Na mídia, é comum encontrar matérias jornalísticas pouco embasadas cientificamente e fortemente influenciadas pela busca de audiência. Nesse raciocínio, encontramos frequentemente o termo “maconha sintética” relacionado com os canabinóides sintéticos (também chamados de “drogas K”, K9, K2, K4). Entretanto, tais canabinóides sintéticos são apenas uma subclasse de canabinóides.
Dentro de um panorama amplo, os canabinóides são uma grande classe de compostos químicos que agem nos receptores endocanabinóides humanos (denominados CB1 e CB2). Dessa forma, os canabinóides podem ser subdivididos em endocanabinóides, fitocanabinóides e canabinóides sintéticos.
Os primeiros, os endocanabinóides, são compostos químicos produzidos pelo corpo humano, incluindo o 2-araquidonilglicerol (conhecido como 2-AG), o N-araquidonoiletanolamina (conhecido como anandamida ou AEA) e outros (NADA, OAE, LPI, etc).

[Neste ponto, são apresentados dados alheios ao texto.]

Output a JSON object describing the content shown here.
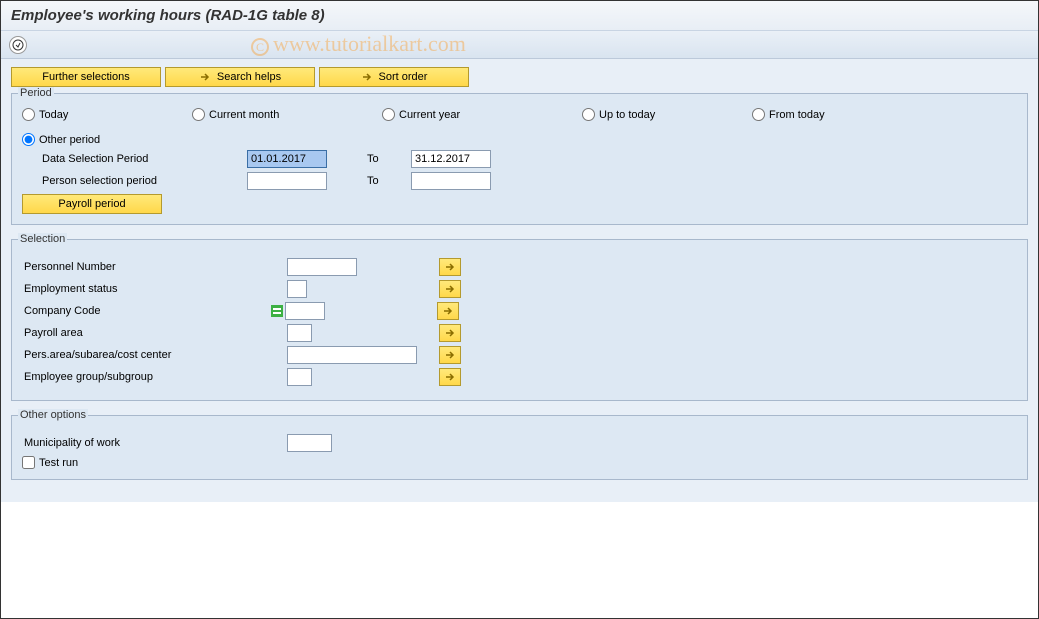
{
  "header": {
    "title": "Employee's working hours (RAD-1G table 8)"
  },
  "toolbar": {
    "further_selections": "Further selections",
    "search_helps": "Search helps",
    "sort_order": "Sort order"
  },
  "period": {
    "box_title": "Period",
    "radios": {
      "today": "Today",
      "current_month": "Current month",
      "current_year": "Current year",
      "up_to_today": "Up to today",
      "from_today": "From today",
      "other_period": "Other period"
    },
    "selected": "other_period",
    "data_selection_label": "Data Selection Period",
    "data_selection_from": "01.01.2017",
    "to_label": "To",
    "data_selection_to": "31.12.2017",
    "person_selection_label": "Person selection period",
    "person_selection_from": "",
    "person_selection_to": "",
    "payroll_period_btn": "Payroll period"
  },
  "selection": {
    "box_title": "Selection",
    "personnel_number_label": "Personnel Number",
    "personnel_number_value": "",
    "employment_status_label": "Employment status",
    "employment_status_value": "",
    "company_code_label": "Company Code",
    "company_code_value": "",
    "payroll_area_label": "Payroll area",
    "payroll_area_value": "",
    "pers_area_label": "Pers.area/subarea/cost center",
    "pers_area_value": "",
    "employee_group_label": "Employee group/subgroup",
    "employee_group_value": ""
  },
  "other": {
    "box_title": "Other options",
    "municipality_label": "Municipality of work",
    "municipality_value": "",
    "test_run_label": "Test run",
    "test_run_checked": false
  },
  "watermark": "www.tutorialkart.com"
}
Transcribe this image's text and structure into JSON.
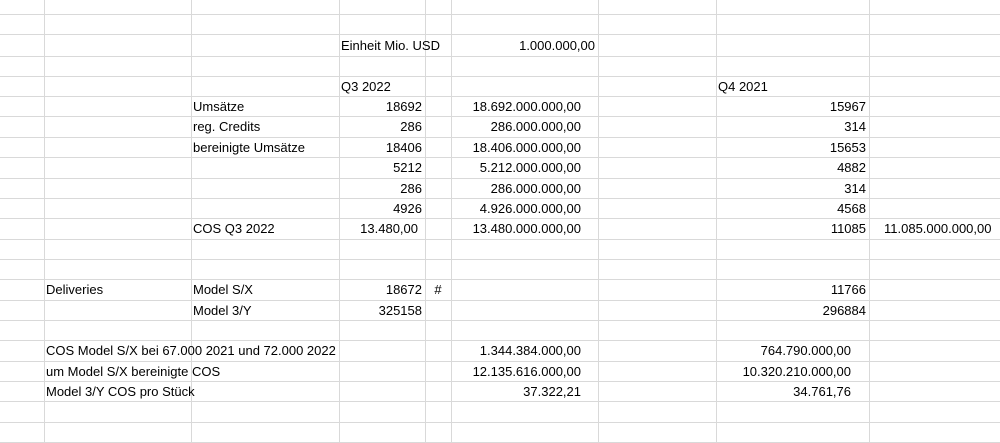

Os segundos, os fitocanabinóides, são compostos químicos produzidos pela planta Cannabis sativa (também conhecida como maconha), sendo os fitocanabinóides mais notáveis o delta-9-tetrahidrocanabinol (conhecido como THC ou Δ9-THC) e o canabidiol (conhecido como CBD). Porém, pelo menos 113 fitocanabinóides distintos foram isolados da planta (CBG, CBN, CBC, CBV, etc).
Por último, os canabinóides sintéticos, que são compostos químicos sintetizados em laboratório (são mais de 200 tipos) e a cada ano novos tipos são desenvolvidos (são pesquisados e descobertos cerca de 40 a 50 novos tipos por ano). Os canabinóides sintéticos são mais conhecidos atualmente por K9, K2, K4 ou spice, e estão sendo erroneamente relacionados com a maconha pela imprensa não especializada e faminta de audiência.
Apesar das diferenças gritantes na ação fisiológica, farmacológica e na estrutura química das três subclasses de canabinóides, não devemos confundir as drogas K com os fitocanabinóides nem com os endocanabinóides, incorretamente equiparando-os
É de se supor motivos menos escrupulosos que embasam tão flagrante erro. Talvez um interesse velado na perpetuação e agravamento da “guerra às drogas”, resultando no aprofundamento do racismo estrutural, a superlotação do sistema prisional e a marginalização de pessoas, especialmente negros, indígenas e quilombolas?
Partindo do pressuposto de que não é nesse sentido que a sociedade deve ser guiada, torna-se imperativo esclarecer essas diferenças e iluminar o debate público. É, portanto, um dever de toda pessoa possuidora de conhecimento científico criticar a atual política de drogas, apoiar medidas de redução de danos e políticas alternativas à “guerra às drogas”, como a educação, a prevenção e o tratamento, que são abordagens comprovadamente mais eficazes para lidar com questões relacionadas ao abuso de drogas sintéticas, incluindo as “drogas K” e outras que podem ser desenvolvidas.
Apesar de alguns outros fatos unirem as três subclasses de endocanabinóides (para além do simples fato de possuírem ação sobre o sistema endocanabinóide), na próxima coluna trarei mais esclarecimentos do porquê ser errado relacionar as drogas K com a maconha.